Semantic equality: Use the model's semantic_equality method
Change types: Create appropriate change objects
Completeness: Handle create, drop, and alter operations

4. SQL Generation¶

Quoting: Always quote identifiers
Formatting: Use consistent SQL formatting
Completeness: Generate complete, valid SQL
Error handling: Validate inputs and handle edge cases

5. Testing¶

Real PostgreSQL: Use actual PostgreSQL instances
Roundtrip fidelity: Test extract → diff → generate → apply
Edge cases: Test unusual but valid scenarios
Performance: Test with realistic data volumes

Troubleshooting¶

Common Issues¶

Model Not Found¶

# Error: Model not imported in catalog
from .model.pg_entity import PgEntity, extract_entities

# Solution: Add to catalog.py imports

SQL Generation Errors¶

# Error: Change type not handled in dispatcher
match change:
    case CreateEntity() as create_entity:
        return generate_create_entity_sql(create_entity)

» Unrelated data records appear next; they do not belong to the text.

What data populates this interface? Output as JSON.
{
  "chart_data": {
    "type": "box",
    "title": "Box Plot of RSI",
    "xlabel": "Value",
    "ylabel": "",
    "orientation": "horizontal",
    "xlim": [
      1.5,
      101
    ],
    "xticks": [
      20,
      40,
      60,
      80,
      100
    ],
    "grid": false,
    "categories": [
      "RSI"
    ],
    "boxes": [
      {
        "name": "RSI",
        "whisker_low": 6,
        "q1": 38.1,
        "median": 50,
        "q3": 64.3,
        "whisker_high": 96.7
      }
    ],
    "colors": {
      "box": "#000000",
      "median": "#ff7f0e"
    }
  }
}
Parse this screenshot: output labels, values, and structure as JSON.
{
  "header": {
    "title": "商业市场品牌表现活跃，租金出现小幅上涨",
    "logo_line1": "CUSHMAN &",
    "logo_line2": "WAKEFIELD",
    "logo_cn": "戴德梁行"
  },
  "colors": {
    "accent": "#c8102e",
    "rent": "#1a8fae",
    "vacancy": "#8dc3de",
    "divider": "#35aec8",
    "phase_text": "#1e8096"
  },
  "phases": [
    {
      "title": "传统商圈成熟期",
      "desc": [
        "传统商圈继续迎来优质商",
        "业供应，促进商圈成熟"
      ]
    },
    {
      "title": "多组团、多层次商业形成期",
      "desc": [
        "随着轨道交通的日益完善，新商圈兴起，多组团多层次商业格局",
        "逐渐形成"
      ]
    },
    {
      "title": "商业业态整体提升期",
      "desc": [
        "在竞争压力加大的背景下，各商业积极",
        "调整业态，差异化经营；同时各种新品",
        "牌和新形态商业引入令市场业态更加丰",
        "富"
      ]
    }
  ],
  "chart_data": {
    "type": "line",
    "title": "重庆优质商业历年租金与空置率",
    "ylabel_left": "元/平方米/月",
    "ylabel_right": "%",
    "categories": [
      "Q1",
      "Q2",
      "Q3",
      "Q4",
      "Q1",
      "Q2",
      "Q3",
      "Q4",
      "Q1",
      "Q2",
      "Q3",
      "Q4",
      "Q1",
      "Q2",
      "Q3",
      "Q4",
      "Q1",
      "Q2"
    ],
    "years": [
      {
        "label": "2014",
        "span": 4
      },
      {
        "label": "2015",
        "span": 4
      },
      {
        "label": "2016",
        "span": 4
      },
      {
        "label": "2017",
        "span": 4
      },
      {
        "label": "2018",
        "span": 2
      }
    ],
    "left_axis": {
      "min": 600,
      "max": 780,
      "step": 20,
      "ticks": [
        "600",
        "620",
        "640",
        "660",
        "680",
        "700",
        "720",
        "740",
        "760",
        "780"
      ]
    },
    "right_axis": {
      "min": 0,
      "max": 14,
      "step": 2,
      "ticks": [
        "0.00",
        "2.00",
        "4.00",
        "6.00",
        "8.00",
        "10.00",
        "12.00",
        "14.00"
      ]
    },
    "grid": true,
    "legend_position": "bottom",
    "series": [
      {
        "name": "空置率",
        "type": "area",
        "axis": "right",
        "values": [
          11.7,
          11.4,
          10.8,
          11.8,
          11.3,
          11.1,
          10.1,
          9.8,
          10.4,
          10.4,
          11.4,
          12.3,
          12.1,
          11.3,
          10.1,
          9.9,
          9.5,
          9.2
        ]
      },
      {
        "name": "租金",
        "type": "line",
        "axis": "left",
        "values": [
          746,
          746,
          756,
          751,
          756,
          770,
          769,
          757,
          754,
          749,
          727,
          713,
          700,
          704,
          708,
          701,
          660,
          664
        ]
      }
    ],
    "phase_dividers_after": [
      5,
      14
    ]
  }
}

# Solution: Add case to generate_sql() function

Dependency Issues¶

# Error: Objects created in wrong order
# Solution: Ensure dependencies are properly tracked in pg_depend.py

# Map entity OIDs
for entity in entities:
    oid_to_stable_id[("pg_entity", entity.oid)] = entity.stable_id

Validation Checklist¶

[ ] Model extends BasePgModel
[ ] All fields have appropriate metadata tags
[ ] stable_id property is implemented
[ ] Extraction function queries system catalogs
[ ] Catalog integration includes new entity type
[ ] Diff logic handles create/drop/alter operations
[ ] Change types are immutable dataclasses
[ ] SQL generation produces valid DDL
[ ] Dispatcher handles all change types
[ ] Dependencies are tracked in pg_depend.py
[ ] Comprehensive unit tests exist
[ ] Integration tests with real PostgreSQL
[ ] Roundtrip fidelity tests pass
[ ] Documentation is updated
[ ] Public API exports new types

Summary¶

Adding a new entity type to pgdelta requires:

Defining the model with proper field metadata
Implementing extraction from PostgreSQL catalogs
Creating diff logic to detect changes
Defining change types for operations
Implementing SQL generation for each operation
Adding dependency tracking for proper ordering
Writing comprehensive tests with real PostgreSQL
Updating documentation and public API

This systematic approach ensures that new entity types integrate seamlessly with pgdelta's architecture while maintaining correctness, performance, and maintainability.